George Clooney when questioned by the film critics about it earnestly looks out to the world and states that the film simply asks questions. He states firmly that the film is not anti American but poses questions that should be asked by Americans of their government. The film may well do more than just trigger questions.

Those who made the film in Hollywood might have paused for a brief moment and thrown a passing thought to a consideration that plays a huge part crafting film scripts in another film making industry as big as theirs, Bollywood. An industry that started in 1897 in Bombay and actualy earlier than the one in Hollywood which started well after that date when the US film industry moved from the East coast to LA and Hollywood. It is one whose money making ability may well be far smaller that Hollywods but is biggest in production and viewership. Worldwide a billion more people a year buy tickets to Indian movies than any Hollywood ones. The author of Maximum City Bombay Lost and Found, Suketu Mehta, wrote that as a Westernised Indian script writer in Bollywoood he initialy failed to apreciated the fact that many subjects are left out of Indian films simply due to audience reaction. Indian scripts are made with a careful eye to the rickshaw wallah in the lower stalls with a can of petrol, and the knowledge that audiences can will and do often express themselves by ripping out the seats, trashing the cinema , burning it to the ground and possibly more. Films can be hugely powerful vehicles for messages.
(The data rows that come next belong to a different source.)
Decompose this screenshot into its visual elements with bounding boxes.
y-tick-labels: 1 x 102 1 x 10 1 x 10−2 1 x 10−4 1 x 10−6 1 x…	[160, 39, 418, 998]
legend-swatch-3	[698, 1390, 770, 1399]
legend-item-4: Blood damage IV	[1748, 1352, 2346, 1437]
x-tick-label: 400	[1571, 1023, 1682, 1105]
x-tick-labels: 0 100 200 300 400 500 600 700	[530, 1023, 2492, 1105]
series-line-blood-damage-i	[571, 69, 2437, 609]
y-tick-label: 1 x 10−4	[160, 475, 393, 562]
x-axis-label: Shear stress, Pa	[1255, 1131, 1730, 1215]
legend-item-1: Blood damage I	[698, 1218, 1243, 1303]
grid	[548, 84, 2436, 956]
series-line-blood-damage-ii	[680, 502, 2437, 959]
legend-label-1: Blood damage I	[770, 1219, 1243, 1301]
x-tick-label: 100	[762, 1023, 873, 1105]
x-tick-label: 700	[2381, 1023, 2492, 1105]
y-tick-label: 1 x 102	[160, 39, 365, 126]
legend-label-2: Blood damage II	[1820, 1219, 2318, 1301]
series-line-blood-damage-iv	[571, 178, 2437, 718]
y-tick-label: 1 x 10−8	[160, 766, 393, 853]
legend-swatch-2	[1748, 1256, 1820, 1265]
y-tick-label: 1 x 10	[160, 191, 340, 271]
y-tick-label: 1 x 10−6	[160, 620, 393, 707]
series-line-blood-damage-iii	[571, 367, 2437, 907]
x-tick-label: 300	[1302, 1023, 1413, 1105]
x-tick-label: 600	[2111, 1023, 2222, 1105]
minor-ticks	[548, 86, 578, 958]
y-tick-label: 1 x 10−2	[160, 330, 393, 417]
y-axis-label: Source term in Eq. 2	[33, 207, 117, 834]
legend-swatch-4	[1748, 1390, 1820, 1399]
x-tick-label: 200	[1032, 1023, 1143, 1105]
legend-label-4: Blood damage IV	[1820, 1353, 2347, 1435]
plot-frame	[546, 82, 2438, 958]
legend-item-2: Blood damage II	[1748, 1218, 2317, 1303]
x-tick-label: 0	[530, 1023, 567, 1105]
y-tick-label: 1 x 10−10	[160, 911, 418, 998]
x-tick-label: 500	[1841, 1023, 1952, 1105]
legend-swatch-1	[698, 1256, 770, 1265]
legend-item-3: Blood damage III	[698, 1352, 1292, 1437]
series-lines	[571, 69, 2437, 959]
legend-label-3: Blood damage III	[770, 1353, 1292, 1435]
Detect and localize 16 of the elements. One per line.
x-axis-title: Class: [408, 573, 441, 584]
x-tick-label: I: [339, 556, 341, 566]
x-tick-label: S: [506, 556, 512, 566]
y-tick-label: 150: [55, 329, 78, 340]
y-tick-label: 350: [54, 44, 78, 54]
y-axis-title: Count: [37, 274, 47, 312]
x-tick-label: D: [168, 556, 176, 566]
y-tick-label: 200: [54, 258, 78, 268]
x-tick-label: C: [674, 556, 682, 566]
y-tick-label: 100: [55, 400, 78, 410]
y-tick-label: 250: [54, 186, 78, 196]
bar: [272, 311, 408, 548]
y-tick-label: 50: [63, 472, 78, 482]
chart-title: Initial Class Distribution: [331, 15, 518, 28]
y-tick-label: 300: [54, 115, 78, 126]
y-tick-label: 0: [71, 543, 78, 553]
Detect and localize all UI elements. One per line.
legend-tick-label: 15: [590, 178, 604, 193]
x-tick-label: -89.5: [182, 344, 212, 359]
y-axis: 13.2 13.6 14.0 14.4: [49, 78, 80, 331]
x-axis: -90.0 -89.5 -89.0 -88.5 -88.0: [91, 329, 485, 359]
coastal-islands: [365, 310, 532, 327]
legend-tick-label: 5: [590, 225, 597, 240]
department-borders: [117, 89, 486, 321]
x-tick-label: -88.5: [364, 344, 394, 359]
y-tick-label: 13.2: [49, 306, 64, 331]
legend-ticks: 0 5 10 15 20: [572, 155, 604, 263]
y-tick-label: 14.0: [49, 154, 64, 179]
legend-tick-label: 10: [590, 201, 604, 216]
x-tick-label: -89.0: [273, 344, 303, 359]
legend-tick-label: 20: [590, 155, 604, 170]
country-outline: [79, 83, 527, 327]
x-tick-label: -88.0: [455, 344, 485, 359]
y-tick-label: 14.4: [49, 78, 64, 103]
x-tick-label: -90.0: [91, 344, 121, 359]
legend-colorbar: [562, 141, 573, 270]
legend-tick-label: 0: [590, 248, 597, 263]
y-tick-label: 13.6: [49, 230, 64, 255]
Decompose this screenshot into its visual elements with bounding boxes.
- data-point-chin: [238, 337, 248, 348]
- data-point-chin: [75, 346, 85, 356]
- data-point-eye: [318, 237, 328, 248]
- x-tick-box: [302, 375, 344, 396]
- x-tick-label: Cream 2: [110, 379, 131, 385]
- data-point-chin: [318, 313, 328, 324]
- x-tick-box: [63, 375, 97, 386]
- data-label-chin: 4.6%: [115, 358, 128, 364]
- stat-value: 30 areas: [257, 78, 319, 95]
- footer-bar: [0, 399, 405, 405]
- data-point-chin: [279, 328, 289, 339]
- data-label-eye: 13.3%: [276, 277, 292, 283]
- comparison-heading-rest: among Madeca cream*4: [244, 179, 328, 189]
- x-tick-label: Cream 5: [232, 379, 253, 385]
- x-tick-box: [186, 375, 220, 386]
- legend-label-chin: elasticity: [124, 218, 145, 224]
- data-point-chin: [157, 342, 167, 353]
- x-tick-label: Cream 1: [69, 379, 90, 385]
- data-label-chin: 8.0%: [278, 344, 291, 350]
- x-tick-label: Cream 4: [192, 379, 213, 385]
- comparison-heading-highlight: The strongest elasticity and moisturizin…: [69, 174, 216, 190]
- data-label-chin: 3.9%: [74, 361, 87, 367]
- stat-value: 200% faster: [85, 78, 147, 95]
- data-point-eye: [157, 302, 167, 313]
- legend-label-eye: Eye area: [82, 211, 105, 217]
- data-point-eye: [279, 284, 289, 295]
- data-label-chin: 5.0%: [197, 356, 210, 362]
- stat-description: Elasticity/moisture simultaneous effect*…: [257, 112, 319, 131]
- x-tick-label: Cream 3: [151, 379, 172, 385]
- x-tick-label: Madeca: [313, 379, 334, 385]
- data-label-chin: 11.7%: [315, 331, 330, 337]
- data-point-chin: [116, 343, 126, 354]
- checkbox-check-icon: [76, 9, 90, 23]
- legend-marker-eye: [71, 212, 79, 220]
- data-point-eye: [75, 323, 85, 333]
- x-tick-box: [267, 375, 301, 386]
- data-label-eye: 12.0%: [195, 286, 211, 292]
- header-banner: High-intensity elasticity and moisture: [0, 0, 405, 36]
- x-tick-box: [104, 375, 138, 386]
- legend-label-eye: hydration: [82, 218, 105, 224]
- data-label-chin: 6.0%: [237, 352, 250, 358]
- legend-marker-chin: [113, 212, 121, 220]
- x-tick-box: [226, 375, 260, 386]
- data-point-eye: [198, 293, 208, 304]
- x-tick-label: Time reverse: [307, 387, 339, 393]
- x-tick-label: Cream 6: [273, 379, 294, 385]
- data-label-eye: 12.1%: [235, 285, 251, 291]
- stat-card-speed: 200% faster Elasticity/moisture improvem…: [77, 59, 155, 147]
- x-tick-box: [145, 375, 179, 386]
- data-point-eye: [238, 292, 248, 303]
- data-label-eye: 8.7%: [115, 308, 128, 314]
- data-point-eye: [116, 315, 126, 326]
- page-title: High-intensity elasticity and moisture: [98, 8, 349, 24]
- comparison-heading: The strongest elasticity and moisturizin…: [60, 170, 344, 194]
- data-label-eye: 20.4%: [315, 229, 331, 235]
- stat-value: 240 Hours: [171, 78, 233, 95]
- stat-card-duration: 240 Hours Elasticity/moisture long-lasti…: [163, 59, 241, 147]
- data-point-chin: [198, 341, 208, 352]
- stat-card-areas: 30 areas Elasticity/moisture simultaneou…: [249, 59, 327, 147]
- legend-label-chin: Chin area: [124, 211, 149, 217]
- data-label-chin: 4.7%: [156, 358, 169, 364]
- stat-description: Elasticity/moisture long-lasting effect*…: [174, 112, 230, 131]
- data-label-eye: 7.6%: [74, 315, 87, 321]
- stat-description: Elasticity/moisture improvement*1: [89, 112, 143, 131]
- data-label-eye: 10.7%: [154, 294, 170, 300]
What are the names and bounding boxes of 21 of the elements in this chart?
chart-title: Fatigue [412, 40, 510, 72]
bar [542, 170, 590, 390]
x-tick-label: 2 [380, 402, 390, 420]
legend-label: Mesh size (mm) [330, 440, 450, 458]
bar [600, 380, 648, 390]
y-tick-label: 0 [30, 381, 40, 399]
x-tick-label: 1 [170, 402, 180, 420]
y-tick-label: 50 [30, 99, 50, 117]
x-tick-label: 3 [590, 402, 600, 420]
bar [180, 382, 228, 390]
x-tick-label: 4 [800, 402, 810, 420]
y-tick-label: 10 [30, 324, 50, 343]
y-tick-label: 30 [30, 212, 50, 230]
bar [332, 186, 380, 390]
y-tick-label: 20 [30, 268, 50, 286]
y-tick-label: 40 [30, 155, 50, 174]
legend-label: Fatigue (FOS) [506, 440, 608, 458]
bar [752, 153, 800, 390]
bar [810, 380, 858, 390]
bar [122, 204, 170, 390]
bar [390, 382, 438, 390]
Perhaps I'm wrong and deaths are occurring now anyway. If a small number of cartoons can cause the worlwide trouble they have done, what more can a film do? Perhaps what is happening around us is simply global manifestations of what has happened since man first appeared on the planet. Struggling violently for survival and Syriana just a snapshot of the process.

Techman
4th Mar 2006, 20:30
If you liked Syriana then go see Good Night, and Good Luck. Just as topical and challenging. Written and directed by Clooney by the way, who is certainly more than just a pretty face.